KHYBER: The Story of an Imperial Migraine

By

Pub Date: Oct. 1st, 1977
Publisher: Macmillan

With an appropriate mixture of the romantic and the caustic, this highly detailed volume traces the repeated British conquest of ""the Frontier,"" the antique trade route to india and China now known as Afghanistan, Pakistan, and northwest India. Miller, author of a lively history of East Africa, The Lunatic Express (1971), thinks the barren, mountainous region was less strategic than the Victorians imagined, but it occasioned great myths like Gunga Din, and made the careers of countless colonial officers while adding new forms of butchery to age-old ones. Miller has a weakness for modern similes: the opium-fed ""Guides,"" native sikhs instructed by the British never to take a prisoner, are likened to the Green Berets; the East India Company had been doing since 1599 what ITT and United Fruit carried on; the dominant Pathan tribes of Afghans feuded like the Hatfields and McCoys, with great-power intrigues shaping their quarrels as the Soviets, Nazis, and most recently the Chinese did later.
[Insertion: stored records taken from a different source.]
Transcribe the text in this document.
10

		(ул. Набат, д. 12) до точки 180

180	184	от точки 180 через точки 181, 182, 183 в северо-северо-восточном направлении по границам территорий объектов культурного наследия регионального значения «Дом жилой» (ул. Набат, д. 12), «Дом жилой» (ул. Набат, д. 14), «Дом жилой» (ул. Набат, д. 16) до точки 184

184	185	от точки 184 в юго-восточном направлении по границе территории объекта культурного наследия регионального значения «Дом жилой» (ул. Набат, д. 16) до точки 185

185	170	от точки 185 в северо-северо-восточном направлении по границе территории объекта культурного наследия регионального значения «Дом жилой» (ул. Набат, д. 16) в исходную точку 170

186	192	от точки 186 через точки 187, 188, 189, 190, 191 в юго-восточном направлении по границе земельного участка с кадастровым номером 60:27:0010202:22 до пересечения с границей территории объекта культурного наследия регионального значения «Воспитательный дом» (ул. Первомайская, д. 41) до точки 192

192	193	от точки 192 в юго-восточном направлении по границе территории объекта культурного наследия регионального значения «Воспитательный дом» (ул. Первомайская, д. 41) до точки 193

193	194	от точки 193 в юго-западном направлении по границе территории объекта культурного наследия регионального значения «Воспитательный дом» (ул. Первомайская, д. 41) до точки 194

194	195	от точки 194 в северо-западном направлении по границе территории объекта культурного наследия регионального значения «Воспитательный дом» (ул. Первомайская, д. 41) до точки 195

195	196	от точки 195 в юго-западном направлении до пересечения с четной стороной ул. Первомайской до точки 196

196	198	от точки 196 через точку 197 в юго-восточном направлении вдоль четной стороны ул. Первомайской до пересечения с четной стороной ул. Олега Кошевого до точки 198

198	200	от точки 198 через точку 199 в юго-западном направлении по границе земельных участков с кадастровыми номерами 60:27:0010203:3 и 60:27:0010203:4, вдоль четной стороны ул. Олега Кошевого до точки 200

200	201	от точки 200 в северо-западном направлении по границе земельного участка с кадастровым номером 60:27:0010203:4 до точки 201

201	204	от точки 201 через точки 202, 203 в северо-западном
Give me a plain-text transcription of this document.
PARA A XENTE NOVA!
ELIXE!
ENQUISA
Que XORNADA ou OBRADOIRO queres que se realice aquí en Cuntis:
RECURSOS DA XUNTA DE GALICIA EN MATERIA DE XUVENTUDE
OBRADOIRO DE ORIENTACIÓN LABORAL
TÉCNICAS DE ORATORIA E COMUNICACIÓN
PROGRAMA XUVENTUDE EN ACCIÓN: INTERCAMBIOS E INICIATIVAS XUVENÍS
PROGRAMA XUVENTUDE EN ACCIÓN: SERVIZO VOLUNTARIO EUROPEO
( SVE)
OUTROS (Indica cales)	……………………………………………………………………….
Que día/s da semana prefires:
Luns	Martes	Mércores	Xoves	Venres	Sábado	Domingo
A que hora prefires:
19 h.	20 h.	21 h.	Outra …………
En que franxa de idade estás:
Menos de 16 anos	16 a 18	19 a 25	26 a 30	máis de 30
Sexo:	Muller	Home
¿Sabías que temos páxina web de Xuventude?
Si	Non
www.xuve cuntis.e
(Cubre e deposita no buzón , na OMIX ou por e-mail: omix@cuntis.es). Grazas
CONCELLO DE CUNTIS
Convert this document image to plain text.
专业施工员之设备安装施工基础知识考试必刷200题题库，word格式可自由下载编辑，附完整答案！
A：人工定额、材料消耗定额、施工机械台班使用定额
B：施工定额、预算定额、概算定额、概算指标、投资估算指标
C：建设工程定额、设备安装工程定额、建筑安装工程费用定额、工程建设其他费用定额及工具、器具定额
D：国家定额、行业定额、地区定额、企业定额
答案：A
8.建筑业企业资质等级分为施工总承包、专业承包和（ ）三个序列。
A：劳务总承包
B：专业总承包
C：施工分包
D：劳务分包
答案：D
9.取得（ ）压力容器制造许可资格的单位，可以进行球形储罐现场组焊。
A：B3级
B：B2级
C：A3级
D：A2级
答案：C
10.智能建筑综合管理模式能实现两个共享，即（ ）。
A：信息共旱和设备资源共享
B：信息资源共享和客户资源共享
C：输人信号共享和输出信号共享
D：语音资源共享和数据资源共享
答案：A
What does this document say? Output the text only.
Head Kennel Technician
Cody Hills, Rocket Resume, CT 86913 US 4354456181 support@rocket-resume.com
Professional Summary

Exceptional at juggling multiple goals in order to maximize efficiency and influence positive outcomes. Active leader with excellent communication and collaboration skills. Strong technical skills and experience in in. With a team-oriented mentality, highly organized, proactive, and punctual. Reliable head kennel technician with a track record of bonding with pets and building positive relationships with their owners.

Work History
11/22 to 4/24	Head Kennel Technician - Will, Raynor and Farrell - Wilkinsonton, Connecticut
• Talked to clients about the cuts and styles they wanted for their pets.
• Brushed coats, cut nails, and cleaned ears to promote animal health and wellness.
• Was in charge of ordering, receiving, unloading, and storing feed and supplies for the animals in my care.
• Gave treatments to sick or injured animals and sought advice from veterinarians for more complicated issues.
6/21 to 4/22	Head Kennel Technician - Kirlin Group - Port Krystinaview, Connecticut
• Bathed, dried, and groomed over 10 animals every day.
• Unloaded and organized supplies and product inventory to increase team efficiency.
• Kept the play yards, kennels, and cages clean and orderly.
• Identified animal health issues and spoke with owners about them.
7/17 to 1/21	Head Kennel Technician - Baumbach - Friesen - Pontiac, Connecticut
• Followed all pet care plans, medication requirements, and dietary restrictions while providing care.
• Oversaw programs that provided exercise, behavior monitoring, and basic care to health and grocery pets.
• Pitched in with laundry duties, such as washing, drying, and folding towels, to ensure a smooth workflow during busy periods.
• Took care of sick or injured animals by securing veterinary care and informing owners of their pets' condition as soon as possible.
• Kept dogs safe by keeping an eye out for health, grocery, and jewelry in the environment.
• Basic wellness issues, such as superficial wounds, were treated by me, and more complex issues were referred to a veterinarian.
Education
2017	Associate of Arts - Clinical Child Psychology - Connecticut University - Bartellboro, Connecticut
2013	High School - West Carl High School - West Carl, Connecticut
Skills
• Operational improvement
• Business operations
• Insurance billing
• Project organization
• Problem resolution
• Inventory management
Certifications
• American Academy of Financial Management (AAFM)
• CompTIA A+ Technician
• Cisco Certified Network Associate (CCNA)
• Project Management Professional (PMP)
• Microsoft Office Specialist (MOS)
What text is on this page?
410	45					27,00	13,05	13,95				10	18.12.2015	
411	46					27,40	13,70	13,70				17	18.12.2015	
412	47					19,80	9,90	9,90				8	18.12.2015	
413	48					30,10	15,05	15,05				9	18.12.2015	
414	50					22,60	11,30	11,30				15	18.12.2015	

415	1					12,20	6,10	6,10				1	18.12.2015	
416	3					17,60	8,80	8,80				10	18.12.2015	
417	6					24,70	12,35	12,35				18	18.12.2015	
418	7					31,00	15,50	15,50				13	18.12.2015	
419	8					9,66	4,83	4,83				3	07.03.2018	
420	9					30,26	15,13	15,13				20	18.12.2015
In the three 19th-century wars against the Afghans, Miller stresses, it was the more humane officers who failed and the brutal ones--like Sepoy Mutiny suppressor John Nicholson--who received the Crown's accolades, leading ""a rabble of derelicts"" who showed surprising martial abilities. Two administrators get high marks Dost Muhammed, the Afghan modernizer who cheerfully accepted 30 years of Victorian bribes, and Lord Curzon, who finally made the Frontier a province governed directly by the Viceroy's office. Today tribesmen still carry guns but Miller says the place is safer than Central Park. A well-paced, well-researched, entertaining venture.